Add to this that I am a writer- fiction, novel length, type things and when writer’s block and a bad mental state hit simultaneously..Bad juju all around. Writing is my outlet. Blogging is mental spewage. I NEED my fiction, my world to escape to where my mental illness can’t taint me. Truth be told, though, sometimes it does taint my writing. My mental state dictates where my stories go, whether my characters remain consistent or moody, if I even follow my own loose plan of where I wanted to take it.
I reread my work and I can tell you exactly where I was in my mood cycle or anxiety cycle. If I am manic, that, too shows in my writing. It’s like torture to have the one thing I actually don’t suck at affected by my imbalances.
For weeks now I have bemoaned in this blog my frustration at the depression and anxiety, as well as the cursed writer’s block. I know if I could just lose myself in a world not my own, I might actually come out of the depression a little or if nothing else, be distracted enough not to wallow in my current mental health misery. I’ve tried. I sit down, stare at the blank page, taunted by that blinking cursor. It’s the same novel I started back in 2007 and I just keep writing hundreds of pages, blocking, starting over. My last long streak was in 2013, I wrote for eight straight months. Coincidentally, my doctor took away my anti depressant as the seasonal kicked in and I was on dual mood stabilizers. I fell apart. Yet my writing was like a virus flowing through my body and it just flowed. I want to, NEED to, finish this book. THIS one. Especially now that the Focalin is sort of helping me stay on track.
I sat down last night and faced the blank page. And nothing. Just more anger and frustration. So I said fuck it, laid down, tried to watch a crime documentary. But my mind wouldn’t slow down. I was like a woman possessed. I desperately needed to write. It hit me…Why not abandon the story consuming me and revisit an old one? It seemed pretty pointless.
By midnight, without really trying, I’d hammered out 15 pages. I don’t know if it’s drivel. I just let it flow until I hit a stopping point I was comfortable with. I will reread it today and go from there. The point is…FIFTEEN FREAKING PAGES. I thought about keeping it a short story and posting it in my blog in installments. But then I realized…Even while writing it with that in mind…I’m censoring myself.

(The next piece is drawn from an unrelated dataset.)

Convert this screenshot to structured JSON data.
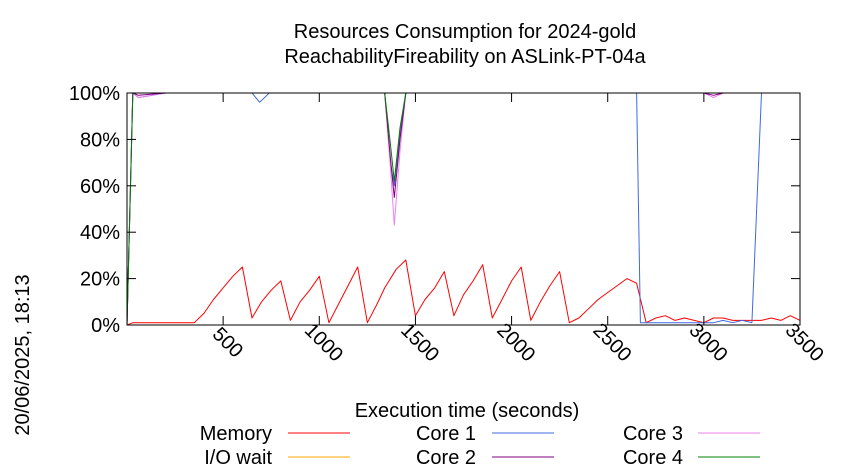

Trying not to be offensive when in fact, my writing is very offensive, laden with swearing and sex and all the dark stuff people relegate to the dregs of society. That’s who I am, that’s what I write. By trying to tame it down for public consumption I’ve betraying myself and it makes me feel shitty. I need to be true to myself.
So maybe not this blog. Maybe never any blog. I don’t know.
Needless to say, I feel pretty good today. Not great as in mood, just…like I kicked down a brick wall. Creativity is fickle though. It may stick, it may not. I accomplished something. And not even my warped mental illness riddled mind could stop me, for once.
It’s cause for hope. I may just write for me. I don’t need accolades. I don’t particularly want attention. I just love to write. This blog was more of a way to find a support system for my mental health battle, not seeking attention. I write for the love of writing. And maybe that’s as it should be. Maybe that part of myself is just for me and by sharing it, I’d be allowing my soft underbelly to be open to attack. Perhaps I’m not that brave.
I am always evolving. Who knows what is possible.